The simplest case, an empty object with no name:

1 . 0

An empty object named “foo bar”:

1 foo%20bar 0

An object called “foo bar” with the integer value 42:

1 foo%20bar 2 42

An object called “foo bar” with the floating point value 42.1315927:

1 foo%20bar 3 42.1315927

An object called “foo bar” with the UTF-8 string value of “zorkmid☯” (note the unusual glyph at the end, which takes 6 UTF-8 code points to represent):

1 foo%20bar 1 zorkmid%E2%98%AF%EF%B8%8F

An object called “foo bar” with the arbitrarily encoded string of Java bytes [102, 111, 111, -128, 98, 97, 114] as the value:

1 foo%20bar 7 foo%80bar

An object called “foo bar” that is a structure containing a child structure called “infocom” containing a single child, a list called “zork” with 3 unnamed elements that are all integers.

1 2 3 4 5 6 foo%20bar 4 1 infocom 4 1 zork 5 3 . 2 1 . 2 2 . 2 3

Message Framing

There are two candidate framing mechanisms for transporting a single message over a socket:

  • CRLF termination

  • Length-Prefixing

The former is easier to implement but the latter is more efficient for receivers since each byte doesn’t have to be examined one at a time by the network layer, and is also the implementation used in the previous versions. A final determination will depend on testing of exactly how the Spring Integration socket layer actually deals with this since all the current testing has been done with one-off connections that are closed after a single exchange. The major advantage to CRLF termination is ease of message construction for tests since the length-prefixing is binary data.

Messaging Protocol

The application messaging protocol is layered on top of the DDF data structure by defining conventions for the content of the object in order to represent both the target of the message and the input to the operation. The convention is simply that the root object’s name contains the name of the endpoint to receive the message. Endpoints will have unique names in a manner to be determined. The rest of the object’s content consists of the input to the desired operation and is defined by the endpoint and the operations(s) it may support. Operations are defined to return an output object. The output object cannot be null, but may be empty, and the contents are entirely defined by the contract for the operation.

Error handling or reporting exceptional conditions is up to each operation but will most often be handled by raising exceptions. Exceptions are captured and remoted back to the caller by constructing an output object named “exception”. The object is a structure with the required string member “type” containing the Java class name of the exception, and the optional members “message” (a string) and “exception” (a structure). The latter if present contains the cause of the original exception and is encoded in the same way, with arbitrary nesting permitted to capture the exception chain.

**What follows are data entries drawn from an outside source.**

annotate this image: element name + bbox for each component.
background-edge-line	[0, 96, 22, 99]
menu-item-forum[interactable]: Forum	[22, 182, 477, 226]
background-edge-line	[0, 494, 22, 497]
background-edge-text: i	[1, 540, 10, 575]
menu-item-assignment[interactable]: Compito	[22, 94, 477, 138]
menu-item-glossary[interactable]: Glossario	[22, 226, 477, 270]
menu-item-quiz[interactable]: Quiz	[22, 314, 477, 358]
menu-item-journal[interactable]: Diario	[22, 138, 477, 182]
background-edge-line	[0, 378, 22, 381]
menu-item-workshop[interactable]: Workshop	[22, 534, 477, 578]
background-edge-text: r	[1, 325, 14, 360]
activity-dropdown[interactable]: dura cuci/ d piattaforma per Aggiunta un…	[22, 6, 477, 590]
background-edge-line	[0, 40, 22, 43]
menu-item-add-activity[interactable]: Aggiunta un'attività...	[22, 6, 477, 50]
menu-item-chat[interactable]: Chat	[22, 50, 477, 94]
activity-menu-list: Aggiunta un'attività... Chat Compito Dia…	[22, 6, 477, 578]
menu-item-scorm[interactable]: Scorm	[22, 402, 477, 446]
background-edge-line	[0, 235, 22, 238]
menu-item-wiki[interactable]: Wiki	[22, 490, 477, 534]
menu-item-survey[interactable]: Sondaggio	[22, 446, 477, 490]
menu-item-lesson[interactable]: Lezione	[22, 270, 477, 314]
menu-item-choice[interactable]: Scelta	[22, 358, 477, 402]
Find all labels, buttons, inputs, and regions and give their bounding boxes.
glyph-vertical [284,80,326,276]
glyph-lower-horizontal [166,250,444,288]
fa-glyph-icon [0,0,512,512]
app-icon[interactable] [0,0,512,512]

Since the implementation of the client and server will now be separated rather than a single code base, there will be more effort to define and document these endpoint names and input contracts as a public API. Generally any data passed beyond that specified can be passed but safely ignored (this also potentially allows pipelines to be built since a message can be transformed and passed along to additional recipients. This hasn’t been done in the SP to this point because the message dispatching process was tightly coupled to the socket processing code, but should be more possible now.

Open Issues

The code currently does a lot of verbose conversion work outside the DDF layer to handle time_t data by encoding it to strings using a formatting pattern and then parsing it back. This was mainly to deal with the fact that the size of time_t grew to 64 bits so it wasn’t clear how to handle mismatches in architecture. I would like to change this and add a native DDF type for it, but I’m not sure how to do that. For now, support has been added for 64-bit integers that may work on 32-bit compilers.

There is currently no prefix or magic sequence to deal with versioning, but we may need to add this.